The Bradford-based Yorkshire Building Society has been censured by a national watchdog for breaching data protection laws after a laptop containing thousands of customers’ details was stolen.

The Information Commissioner’s Office said Yorkshire Building Society breached the Data Protection Act after an unencrypted laptop belonging to the former Chelsea Building Society was stolen from its Cheltenham premises.

The laptop, containing a large proportion of the CBS database, was recovered within 48 hours and forensic investigations revealed none of the data had been accessed, although there had been attempts to do so.

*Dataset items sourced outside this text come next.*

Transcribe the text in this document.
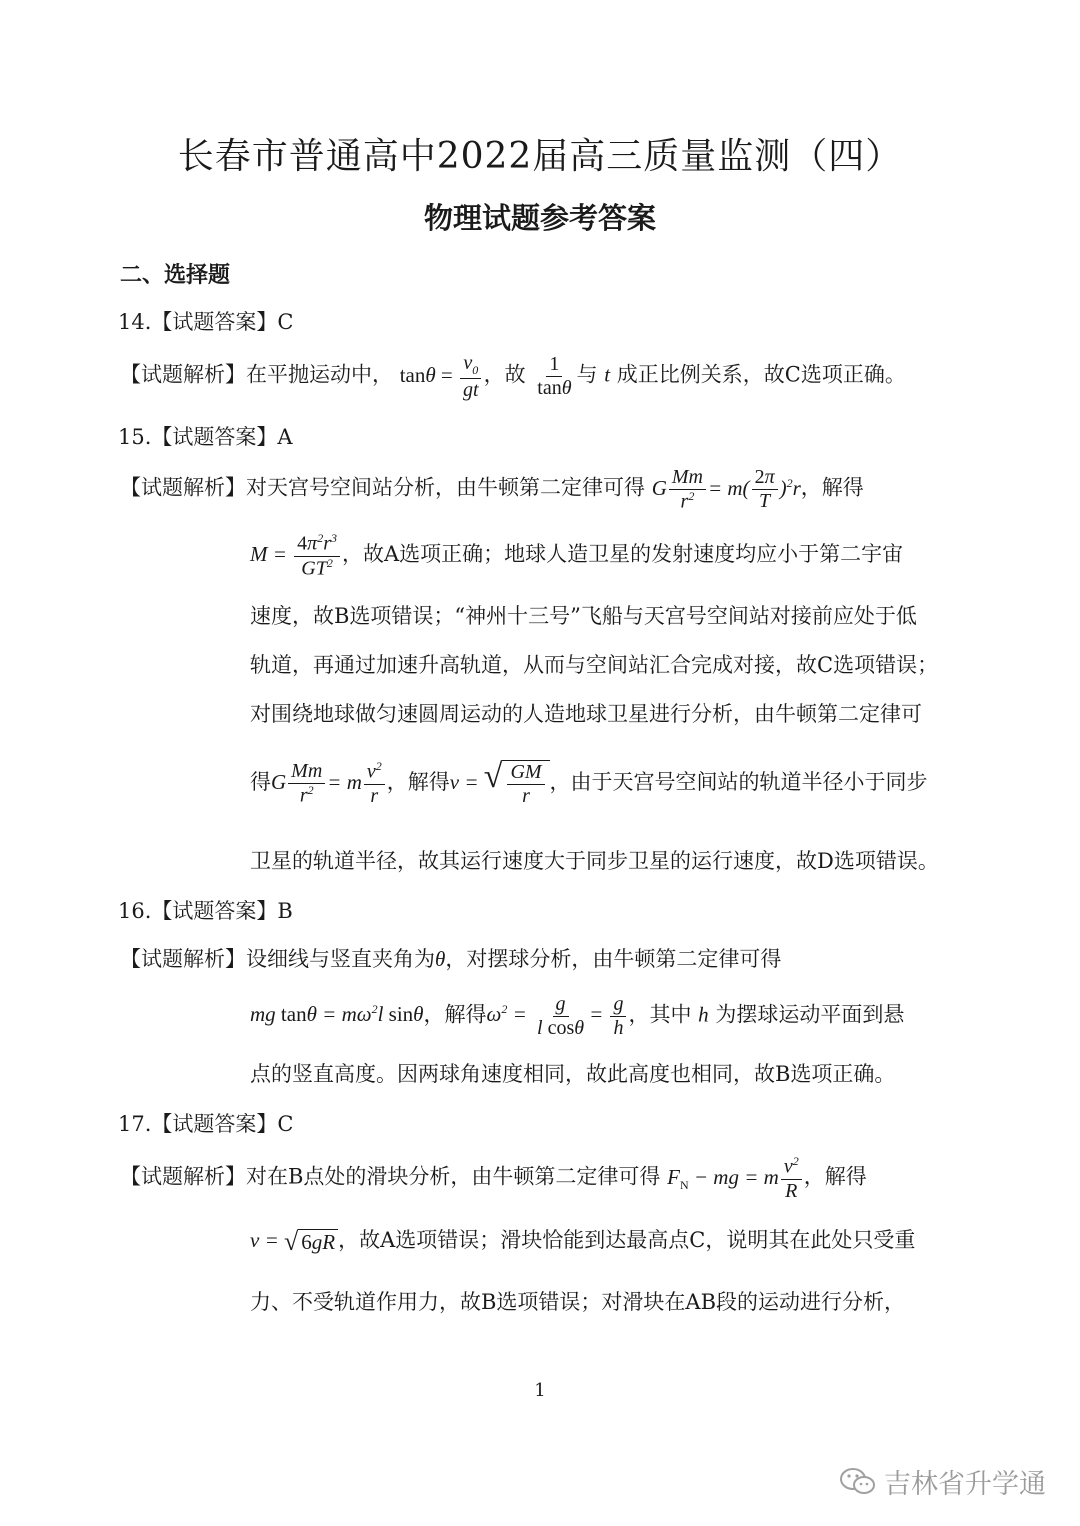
长春市普通高中2022届高三质量监测（四）
物理试题参考答案
二、选择题
14.【试题答案】C
【试题解析】在平抛运动中， $\tan\theta = \frac{v_0}{gt}$ ，故 $\frac{1}{\tan\theta}$ 与 t 成正比例关系，故C选项正确。
15.【试题答案】A
【试题解析】对天宫号空间站分析，由牛顿第二定律可得 G $\frac{Mm}{r^2} = m( \frac{2\pi}{T} )^2r$，解得
$M = \frac{4\pi^2r^3}{GT^2}$ ，故A选项正确；地球人造卫星的发射速度均应小于第二宇宙
速度，故B选项错误；“神州十三号”飞船与天宫号空间站对接前应处于低
轨道，再通过加速升高轨道，从而与空间站汇合完成对接，故C选项错误；
对围绕地球做匀速圆周运动的人造地球卫星进行分析，由牛顿第二定律可
得G $\frac{Mm}{r^2} = m \frac{v^2}{r}$ ，解得v = √ $\frac{GM}{r}$ ，由于天宫号空间站的轨道半径小于同步
卫星的轨道半径，故其运行速度大于同步卫星的运行速度，故D选项错误。
16.【试题答案】B
【试题解析】设细线与竖直夹角为θ，对摆球分析，由牛顿第二定律可得
mg $\tan\theta = m\omega^2l$ sinθ，解得$\omega^2 = \frac{g}{\text{l cosθ}} = \frac{g}{h}$ ，其中 h 为摆球运动平面到悬
点的竖直高度。因两球角速度相同，故此高度也相同，故B选项正确。
17.【试题答案】C
【试题解析】对在B点处的滑块分析，由牛顿第二定律可得 $F_N$ − mg = m $\frac{v^2}{R}$ ，解得
v = √ 6 gR ，故A选项错误；滑块恰能到达最高点C，说明其在此处只受重
力、不受轨道作用力，故B选项错误；对滑块在AB段的运动进行分析，
1
吉林省升学通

The laptop was being used by a CBS employee who had been working from home and had given it, on request, to a manager who returned it to CBS’s former head office in Cheltenham from where it was stolen.

It was also found the manager had written down the passwords to the computer and left these in a bag with the laptop.

Iain Cornish, YBS chief executive, has agreed to take a series of steps to prevent any similar security breaches happening again.

These include ensuring all portable devices including laptops are encrypted – a measure that was already in place at YBS before the merger with Chelsea.

Mick Gorrill, head of enforcement at the ICO, said: “It is concerning that an unencrypted laptop containing large amounts of personal data was left unsecured overnight, together with details of its passwords.

“What’s more, the fact the employee did not require all the information to carry out the task in hand created an unnecessary risk.

“I am pleased the Yorkshire Building Society took prompt and effective action and am satisfied steps are now in place to prevent this happening again.”